Pentingnya peningkatan kredibiitas bank sentral yang disokong oleh neraca keuangan yang sehat dan cadangan devisi yang memadai adalah tujuan dari kebijakan cashless. Semua ini agar upaya yang digelar bank sentral dalam melakukan operasi pengendalian moneter tetap berjalan secara optimal guna menjaga stabilitas harga sebagaimana diamanatkan UU BI.

”Kehadiran alat pembayaran non tunai bagi perekonomian nasional juga memberi manfaat terhadap peningkatan efisiensi dan produktifitas keuangan guna mendorong aktivitas sektor riil yang menghela pertumbuhan ekonomi dan kesejahteraan masyarakat secara umum,” kemuka Bambang Purnomo dalam halaman website Bank Indonesia.

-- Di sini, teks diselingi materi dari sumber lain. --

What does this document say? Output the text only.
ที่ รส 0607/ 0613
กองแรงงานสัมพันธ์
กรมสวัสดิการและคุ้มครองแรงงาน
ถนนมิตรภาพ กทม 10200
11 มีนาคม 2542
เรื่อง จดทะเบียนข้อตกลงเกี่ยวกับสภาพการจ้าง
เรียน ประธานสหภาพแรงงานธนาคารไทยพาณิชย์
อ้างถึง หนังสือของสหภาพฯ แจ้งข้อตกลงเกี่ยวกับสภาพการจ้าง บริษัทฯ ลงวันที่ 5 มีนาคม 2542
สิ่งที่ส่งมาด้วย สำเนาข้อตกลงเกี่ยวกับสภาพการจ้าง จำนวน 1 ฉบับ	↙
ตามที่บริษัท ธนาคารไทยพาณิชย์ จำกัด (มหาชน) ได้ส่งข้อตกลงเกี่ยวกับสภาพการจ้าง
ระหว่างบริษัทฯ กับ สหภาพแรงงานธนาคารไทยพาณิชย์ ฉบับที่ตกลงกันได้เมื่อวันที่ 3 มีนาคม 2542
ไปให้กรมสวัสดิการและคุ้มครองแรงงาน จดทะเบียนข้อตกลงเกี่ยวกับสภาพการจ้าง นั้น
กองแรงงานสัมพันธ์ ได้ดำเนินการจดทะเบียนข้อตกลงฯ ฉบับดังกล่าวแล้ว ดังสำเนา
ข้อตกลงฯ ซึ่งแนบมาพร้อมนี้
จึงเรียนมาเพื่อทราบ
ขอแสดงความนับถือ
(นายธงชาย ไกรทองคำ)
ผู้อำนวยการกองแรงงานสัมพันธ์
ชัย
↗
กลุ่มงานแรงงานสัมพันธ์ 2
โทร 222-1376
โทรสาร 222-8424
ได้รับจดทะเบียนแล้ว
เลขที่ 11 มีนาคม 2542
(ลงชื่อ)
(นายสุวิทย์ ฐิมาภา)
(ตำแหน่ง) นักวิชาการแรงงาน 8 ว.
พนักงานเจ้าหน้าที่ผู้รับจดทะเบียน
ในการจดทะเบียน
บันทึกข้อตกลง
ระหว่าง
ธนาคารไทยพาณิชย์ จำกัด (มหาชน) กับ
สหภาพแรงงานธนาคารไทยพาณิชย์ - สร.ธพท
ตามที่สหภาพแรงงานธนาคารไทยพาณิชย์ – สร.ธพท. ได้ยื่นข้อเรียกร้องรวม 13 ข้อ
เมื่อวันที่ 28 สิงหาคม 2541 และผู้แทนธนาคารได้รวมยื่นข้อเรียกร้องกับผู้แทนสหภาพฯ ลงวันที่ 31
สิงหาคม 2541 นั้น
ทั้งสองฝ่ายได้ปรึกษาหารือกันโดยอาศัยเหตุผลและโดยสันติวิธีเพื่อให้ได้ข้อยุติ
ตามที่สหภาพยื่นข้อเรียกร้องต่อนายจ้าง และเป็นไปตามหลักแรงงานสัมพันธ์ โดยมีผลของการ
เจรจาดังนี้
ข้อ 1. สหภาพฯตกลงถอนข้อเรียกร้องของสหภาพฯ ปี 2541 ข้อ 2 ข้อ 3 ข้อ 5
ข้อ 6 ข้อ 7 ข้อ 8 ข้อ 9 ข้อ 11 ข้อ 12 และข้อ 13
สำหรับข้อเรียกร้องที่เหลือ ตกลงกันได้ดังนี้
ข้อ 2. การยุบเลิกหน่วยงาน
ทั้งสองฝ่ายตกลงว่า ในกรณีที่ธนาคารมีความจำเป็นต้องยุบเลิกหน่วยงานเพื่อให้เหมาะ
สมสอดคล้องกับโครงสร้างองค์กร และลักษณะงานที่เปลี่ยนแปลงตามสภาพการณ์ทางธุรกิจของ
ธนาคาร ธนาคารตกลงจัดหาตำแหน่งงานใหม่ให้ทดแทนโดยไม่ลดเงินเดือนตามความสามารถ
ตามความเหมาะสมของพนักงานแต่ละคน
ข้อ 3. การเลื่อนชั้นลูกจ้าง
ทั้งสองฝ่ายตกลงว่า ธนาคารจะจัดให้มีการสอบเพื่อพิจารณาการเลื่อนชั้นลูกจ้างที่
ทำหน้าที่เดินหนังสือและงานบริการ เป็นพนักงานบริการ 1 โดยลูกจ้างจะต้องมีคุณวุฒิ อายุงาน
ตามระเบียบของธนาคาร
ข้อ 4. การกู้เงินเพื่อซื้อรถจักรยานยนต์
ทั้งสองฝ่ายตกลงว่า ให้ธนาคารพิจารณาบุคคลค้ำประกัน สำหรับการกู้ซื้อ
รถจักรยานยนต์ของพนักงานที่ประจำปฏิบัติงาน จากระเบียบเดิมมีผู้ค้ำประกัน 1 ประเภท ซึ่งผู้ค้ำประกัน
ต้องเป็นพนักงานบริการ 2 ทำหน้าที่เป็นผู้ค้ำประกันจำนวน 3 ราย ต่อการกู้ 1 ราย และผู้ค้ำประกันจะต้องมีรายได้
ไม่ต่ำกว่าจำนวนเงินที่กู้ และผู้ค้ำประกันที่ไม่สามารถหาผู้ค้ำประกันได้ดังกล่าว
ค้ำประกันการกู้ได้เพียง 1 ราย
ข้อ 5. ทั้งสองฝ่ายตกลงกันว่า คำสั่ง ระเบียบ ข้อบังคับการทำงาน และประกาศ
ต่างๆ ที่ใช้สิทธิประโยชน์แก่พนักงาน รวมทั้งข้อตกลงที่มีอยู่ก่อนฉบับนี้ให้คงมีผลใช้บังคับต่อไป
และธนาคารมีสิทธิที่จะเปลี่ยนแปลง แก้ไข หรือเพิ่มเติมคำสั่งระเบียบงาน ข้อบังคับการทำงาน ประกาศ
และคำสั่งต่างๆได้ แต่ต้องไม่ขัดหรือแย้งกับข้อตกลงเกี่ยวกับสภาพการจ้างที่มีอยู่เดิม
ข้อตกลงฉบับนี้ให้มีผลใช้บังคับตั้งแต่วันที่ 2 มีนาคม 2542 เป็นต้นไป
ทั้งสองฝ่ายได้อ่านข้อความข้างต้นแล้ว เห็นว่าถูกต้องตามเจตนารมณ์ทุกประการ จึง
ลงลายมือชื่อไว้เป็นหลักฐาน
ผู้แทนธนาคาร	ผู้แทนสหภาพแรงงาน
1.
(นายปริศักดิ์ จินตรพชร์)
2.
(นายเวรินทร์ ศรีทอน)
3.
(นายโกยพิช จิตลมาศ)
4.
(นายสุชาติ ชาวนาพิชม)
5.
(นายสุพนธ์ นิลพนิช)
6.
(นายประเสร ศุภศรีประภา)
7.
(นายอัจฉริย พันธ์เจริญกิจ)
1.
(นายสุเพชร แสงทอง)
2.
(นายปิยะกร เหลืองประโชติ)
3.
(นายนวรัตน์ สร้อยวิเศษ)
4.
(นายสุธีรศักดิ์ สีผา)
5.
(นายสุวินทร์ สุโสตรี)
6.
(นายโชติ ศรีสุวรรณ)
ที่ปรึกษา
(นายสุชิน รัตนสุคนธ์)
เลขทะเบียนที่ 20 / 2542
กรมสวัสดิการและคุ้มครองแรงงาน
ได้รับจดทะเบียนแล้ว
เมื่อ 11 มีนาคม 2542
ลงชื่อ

Dengan melihat tingginya pengguna pembayaran uang elektronik diperkotaan sekarang, maka dapat dianggap bahwa kebijakan cashless yang sudah lama dikaji oleh Bank Indonesia sudah berjalan optimal dan dianggap pembayaran elektronik sudah menjadi perilaku baru masyarakat saat ini, khususnya dalam situasi pandemi saat ini, kekhawatiran masyarakat untuk bersentuhan dengan benda seperti uang tunai, dapat dibantu dengan kehadiran uang elektronik, penggunaan transaksi pembayaran elektronik juga mampu mengurangi jumlah uang beredar di masyarakat, sehingga tingkat inflasi menurun.

Oleh : Shalsa Azzahra/ Mahasiswa S1 Pendidikan Ekonomi 2018, Universitas Negeri Jakarta.